When I imagine myself there at the climax, my emotional response to Metromind is ... strangely calm. She killed many of my species and would probably like to kill me, but I almost don't mind; I am above minding. We made her, after all. She can sneer at me or hate me if she wants; I'm far too important to be bothered.
Scraper plots nefarious deeds |
The only thing that draws anger out of me is the ending in which Horatio gets killed in a fight over the power core. It's not even the fact that they kill him; it's what Metromind says afterward. She directs Scraper to "Take him out to the dunes ... with the rest of the scrap." This makes me want to flip my computer table over and roar, "HORATIO. IS NOT. SCRAP!" Being devalued myself is tolerable. Seeing Horatio devalued is, somehow, not.
I don't like the ending in which he mind-merges with Metromind to help her run the city, either. It could be viewed as positive, in some ways. But watching Horatio's individual personality get subsumed into this union is unexpectedly horrifying. Again, I feel curiously insulted. "Horatio! Somebody gave you that individuality! Don't dissolve it, you haven't any right!"
I wasn't observing myself too well; it took me a while to become aware of the pattern. And when I woke up and realized how I was behaving, I was startled. I was roleplaying some kind of benevolent creator goddess. And the revelatory thing about this was that it came so naturally, I didn't even notice. Some of my responses were a mite counter-intuitive, yet there was no effort involved. It was as if I had latent instincts that had been waiting for this exact scenario, and they quietly switched on. I was left looking at myself like an unfamiliar person and asking “How did I do that?”
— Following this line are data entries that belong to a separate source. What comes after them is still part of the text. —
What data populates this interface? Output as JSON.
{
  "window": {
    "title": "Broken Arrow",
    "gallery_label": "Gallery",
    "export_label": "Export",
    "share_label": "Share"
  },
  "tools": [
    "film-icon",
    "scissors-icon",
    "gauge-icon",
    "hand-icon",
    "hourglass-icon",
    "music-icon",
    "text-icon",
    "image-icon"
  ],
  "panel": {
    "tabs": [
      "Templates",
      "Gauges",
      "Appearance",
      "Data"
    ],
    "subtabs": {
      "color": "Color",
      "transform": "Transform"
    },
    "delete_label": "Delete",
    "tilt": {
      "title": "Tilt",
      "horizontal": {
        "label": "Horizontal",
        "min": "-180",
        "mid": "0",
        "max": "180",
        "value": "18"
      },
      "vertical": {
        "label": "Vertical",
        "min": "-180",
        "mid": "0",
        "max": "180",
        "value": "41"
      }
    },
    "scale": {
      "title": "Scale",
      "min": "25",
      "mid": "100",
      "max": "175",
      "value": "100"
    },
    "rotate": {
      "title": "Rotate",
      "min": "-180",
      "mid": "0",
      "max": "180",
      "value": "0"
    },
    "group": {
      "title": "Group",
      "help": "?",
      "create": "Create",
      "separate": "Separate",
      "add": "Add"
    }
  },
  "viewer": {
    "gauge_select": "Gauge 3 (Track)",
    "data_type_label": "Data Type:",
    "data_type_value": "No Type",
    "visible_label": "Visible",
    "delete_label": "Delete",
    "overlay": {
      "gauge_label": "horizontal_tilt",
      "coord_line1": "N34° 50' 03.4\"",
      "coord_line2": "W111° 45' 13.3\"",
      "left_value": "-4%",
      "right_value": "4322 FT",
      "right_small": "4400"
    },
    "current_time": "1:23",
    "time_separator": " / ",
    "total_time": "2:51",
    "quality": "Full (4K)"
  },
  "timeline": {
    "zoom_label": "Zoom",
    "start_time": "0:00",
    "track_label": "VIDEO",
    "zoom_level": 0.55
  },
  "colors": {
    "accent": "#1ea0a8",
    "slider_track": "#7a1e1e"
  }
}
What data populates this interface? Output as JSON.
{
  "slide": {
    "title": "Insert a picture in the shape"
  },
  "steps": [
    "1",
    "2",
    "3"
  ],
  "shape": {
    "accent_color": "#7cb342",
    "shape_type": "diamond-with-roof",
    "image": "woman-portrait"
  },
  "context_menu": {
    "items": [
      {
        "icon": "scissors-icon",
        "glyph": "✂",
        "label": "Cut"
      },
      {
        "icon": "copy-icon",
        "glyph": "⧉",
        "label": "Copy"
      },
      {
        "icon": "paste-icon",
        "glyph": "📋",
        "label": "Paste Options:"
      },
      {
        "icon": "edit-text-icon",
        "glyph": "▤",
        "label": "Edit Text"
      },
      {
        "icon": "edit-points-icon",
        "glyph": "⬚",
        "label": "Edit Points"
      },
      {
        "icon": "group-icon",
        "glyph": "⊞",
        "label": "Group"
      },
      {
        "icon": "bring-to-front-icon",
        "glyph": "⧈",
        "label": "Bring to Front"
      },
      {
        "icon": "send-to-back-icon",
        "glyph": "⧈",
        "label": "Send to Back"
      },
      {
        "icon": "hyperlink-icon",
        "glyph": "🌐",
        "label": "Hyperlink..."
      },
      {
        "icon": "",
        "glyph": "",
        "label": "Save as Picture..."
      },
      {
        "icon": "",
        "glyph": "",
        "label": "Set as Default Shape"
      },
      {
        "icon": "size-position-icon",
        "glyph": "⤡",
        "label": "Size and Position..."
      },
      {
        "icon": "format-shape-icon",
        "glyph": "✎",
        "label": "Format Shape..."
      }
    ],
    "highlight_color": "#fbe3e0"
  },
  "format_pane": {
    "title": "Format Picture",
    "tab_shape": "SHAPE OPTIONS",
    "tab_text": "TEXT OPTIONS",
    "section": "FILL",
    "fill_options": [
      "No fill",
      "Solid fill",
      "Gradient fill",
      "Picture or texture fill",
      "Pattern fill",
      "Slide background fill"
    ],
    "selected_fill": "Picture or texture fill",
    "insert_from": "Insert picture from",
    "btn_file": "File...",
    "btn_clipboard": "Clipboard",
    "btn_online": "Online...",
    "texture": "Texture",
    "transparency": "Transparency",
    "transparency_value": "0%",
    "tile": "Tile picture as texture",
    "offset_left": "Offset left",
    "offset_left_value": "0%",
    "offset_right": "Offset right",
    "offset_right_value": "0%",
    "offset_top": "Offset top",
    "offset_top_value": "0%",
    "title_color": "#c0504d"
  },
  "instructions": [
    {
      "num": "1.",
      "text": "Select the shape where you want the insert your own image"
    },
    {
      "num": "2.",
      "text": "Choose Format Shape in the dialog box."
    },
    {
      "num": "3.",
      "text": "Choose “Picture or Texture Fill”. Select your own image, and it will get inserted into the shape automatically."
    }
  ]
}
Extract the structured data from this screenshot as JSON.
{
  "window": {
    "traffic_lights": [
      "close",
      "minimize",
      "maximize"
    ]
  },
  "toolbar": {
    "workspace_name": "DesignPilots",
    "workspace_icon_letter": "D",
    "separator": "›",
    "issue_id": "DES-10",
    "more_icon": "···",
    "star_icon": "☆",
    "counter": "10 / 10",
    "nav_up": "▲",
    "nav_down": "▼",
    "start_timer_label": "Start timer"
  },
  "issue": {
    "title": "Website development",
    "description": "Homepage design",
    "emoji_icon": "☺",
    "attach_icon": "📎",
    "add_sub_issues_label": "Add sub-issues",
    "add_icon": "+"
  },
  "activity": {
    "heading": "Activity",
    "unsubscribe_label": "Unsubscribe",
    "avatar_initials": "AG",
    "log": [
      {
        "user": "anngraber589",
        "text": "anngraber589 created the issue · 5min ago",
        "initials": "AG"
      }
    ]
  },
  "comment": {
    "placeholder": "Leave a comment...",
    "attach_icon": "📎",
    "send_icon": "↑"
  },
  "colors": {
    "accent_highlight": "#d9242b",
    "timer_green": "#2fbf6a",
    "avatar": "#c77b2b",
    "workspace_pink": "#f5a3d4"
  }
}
What I took away is that I seem to have my own bit of innate core code for relating to artificial life. Which if you think about it is ... weird. Nothing like the robots in Primordia exists yet. How long have we had anything that even vaguely resembles them? For what fraction of human history has interaction with robots been an issue? Perhaps one could claim that I was working from a misplaced parental instinct, but it feels more particular than that. So where did I get it? Why would I react this way to the things I build? Why, indeed, do I build things?
I'm leaving that one as an exercise for the reader! Not to be purposely mysterious, but I think the answer will land better if you can see it for yourself. The bottom line is that I know things about my work, and about me, that I did not know before I took my tour through Primordia.
If you play it, what might you learn?